How about something simple like:

public class ReflectedPropertyInfo
{
    [JsonProperty("key")]
    public string Key { get; set; }
    [JsonProperty("type")]
    public string Type { get; set; }
}
public class ReflectJson
{
    public static string ReflectIntoJson<T>() where T : class
    {
        var type = typeof(T);
        var className = type.Name;
        var props = type.GetProperties(BindingFlags.Instance | BindingFlags.Public);
        var propertyList = new List<ReflectedPropertyInfo>();
        foreach (var prop in props)
        {
            propertyList.Add(new ReflectedPropertyInfo{Key =prop.Name, Type =prop.PropertyType.Name});
        }

        var result = JsonConvert.SerializeObject(new {@class = className, parameters = propertyList}, Formatting.Indented);
        return result;
    }
}

It uses Reflection, as suggested by @dbc. After getting the type name, it gets a collection of properties and then builds up a anonymous type containing the information in the correct format, and then serializes it.

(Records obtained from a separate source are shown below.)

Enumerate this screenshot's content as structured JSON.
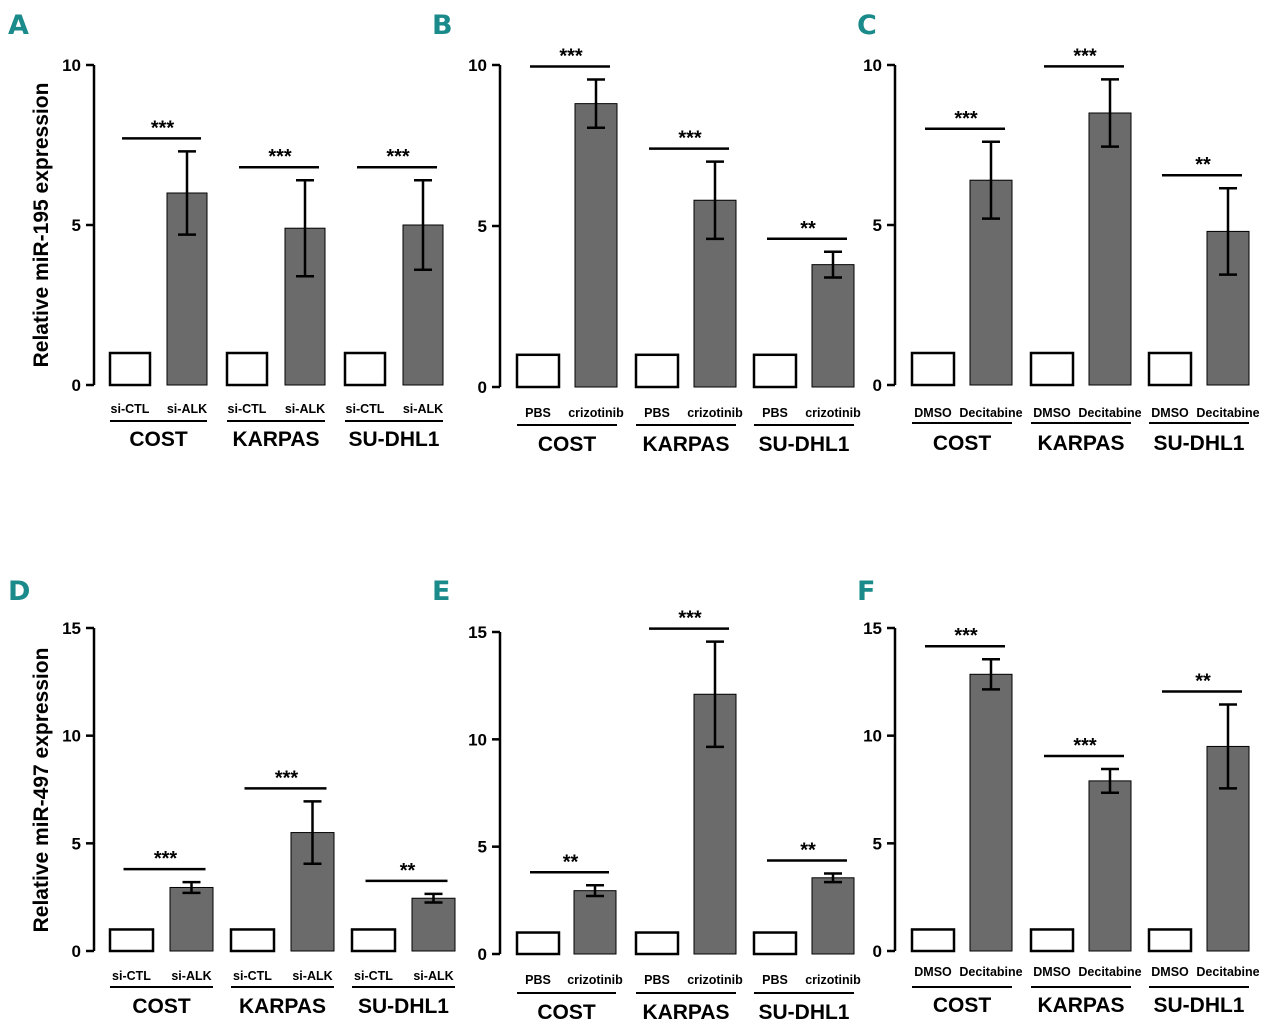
{
  "colors": {
    "accent": "#1a8a8a",
    "bar_fill": "#6b6b6b",
    "ink": "#000000",
    "control_fill": "#ffffff"
  },
  "chart_data": [
    {
      "panel": "A",
      "type": "bar",
      "ylabel": "Relative miR-195 expression",
      "ylim": [
        0,
        10
      ],
      "yticks": [
        "0",
        "5",
        "10"
      ],
      "categories": [
        "si-CTL",
        "si-ALK",
        "si-CTL",
        "si-ALK",
        "si-CTL",
        "si-ALK"
      ],
      "groups": [
        "COST",
        "KARPAS",
        "SU-DHL1"
      ],
      "values": [
        1.0,
        6.0,
        1.0,
        4.9,
        1.0,
        5.0
      ],
      "errors": [
        0,
        1.3,
        0,
        1.5,
        0,
        1.4
      ],
      "significance": [
        "***",
        "***",
        "***"
      ]
    },
    {
      "panel": "B",
      "type": "bar",
      "ylabel": "",
      "ylim": [
        0,
        10
      ],
      "yticks": [
        "0",
        "5",
        "10"
      ],
      "categories": [
        "PBS",
        "crizotinib",
        "PBS",
        "crizotinib",
        "PBS",
        "crizotinib"
      ],
      "groups": [
        "COST",
        "KARPAS",
        "SU-DHL1"
      ],
      "values": [
        1.0,
        8.8,
        1.0,
        5.8,
        1.0,
        3.8
      ],
      "errors": [
        0,
        0.75,
        0,
        1.2,
        0,
        0.4
      ],
      "significance": [
        "***",
        "***",
        "**"
      ]
    },
    {
      "panel": "C",
      "type": "bar",
      "ylabel": "",
      "ylim": [
        0,
        10
      ],
      "yticks": [
        "0",
        "5",
        "10"
      ],
      "categories": [
        "DMSO",
        "Decitabine",
        "DMSO",
        "Decitabine",
        "DMSO",
        "Decitabine"
      ],
      "groups": [
        "COST",
        "KARPAS",
        "SU-DHL1"
      ],
      "values": [
        1.0,
        6.4,
        1.0,
        8.5,
        1.0,
        4.8
      ],
      "errors": [
        0,
        1.2,
        0,
        1.05,
        0,
        1.35
      ],
      "significance": [
        "***",
        "***",
        "**"
      ]
    },
    {
      "panel": "D",
      "type": "bar",
      "ylabel": "Relative miR-497 expression",
      "ylim": [
        0,
        15
      ],
      "yticks": [
        "0",
        "5",
        "10",
        "15"
      ],
      "categories": [
        "si-CTL",
        "si-ALK",
        "si-CTL",
        "si-ALK",
        "si-CTL",
        "si-ALK"
      ],
      "groups": [
        "COST",
        "KARPAS",
        "SU-DHL1"
      ],
      "values": [
        1.0,
        2.95,
        1.0,
        5.5,
        1.0,
        2.45
      ],
      "errors": [
        0,
        0.25,
        0,
        1.45,
        0,
        0.2
      ],
      "significance": [
        "***",
        "***",
        "**"
      ]
    },
    {
      "panel": "E",
      "type": "bar",
      "ylabel": "",
      "ylim": [
        0,
        15
      ],
      "yticks": [
        "0",
        "5",
        "10",
        "15"
      ],
      "categories": [
        "PBS",
        "crizotinib",
        "PBS",
        "crizotinib",
        "PBS",
        "crizotinib"
      ],
      "groups": [
        "COST",
        "KARPAS",
        "SU-DHL1"
      ],
      "values": [
        1.0,
        2.95,
        1.0,
        12.1,
        1.0,
        3.55
      ],
      "errors": [
        0,
        0.25,
        0,
        2.45,
        0,
        0.2
      ],
      "significance": [
        "**",
        "***",
        "**"
      ]
    },
    {
      "panel": "F",
      "type": "bar",
      "ylabel": "",
      "ylim": [
        0,
        15
      ],
      "yticks": [
        "0",
        "5",
        "10",
        "15"
      ],
      "categories": [
        "DMSO",
        "Decitabine",
        "DMSO",
        "Decitabine",
        "DMSO",
        "Decitabine"
      ],
      "groups": [
        "COST",
        "KARPAS",
        "SU-DHL1"
      ],
      "values": [
        1.0,
        12.85,
        1.0,
        7.9,
        1.0,
        9.5
      ],
      "errors": [
        0,
        0.7,
        0,
        0.55,
        0,
        1.95
      ],
      "significance": [
        "***",
        "***",
        "**"
      ]
    }
  ]
}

The result looks like:

{
  "class": "SectionD",
  "parameters": [
    {
      "key": "InsertID",
      "type": "String"
    },
    {
      "key": "CaseReference",
      "type": "Int32"
    },
    {
      "key": "AdditionalInfo",
      "type": "String"
    },
    {
      "key": "CreationDate",
      "type": "DateTime"
    }
  ]
}

The only difference (that I see) is that it uses the actual "Int32" as the type name for integers, rather than the C# alias "int".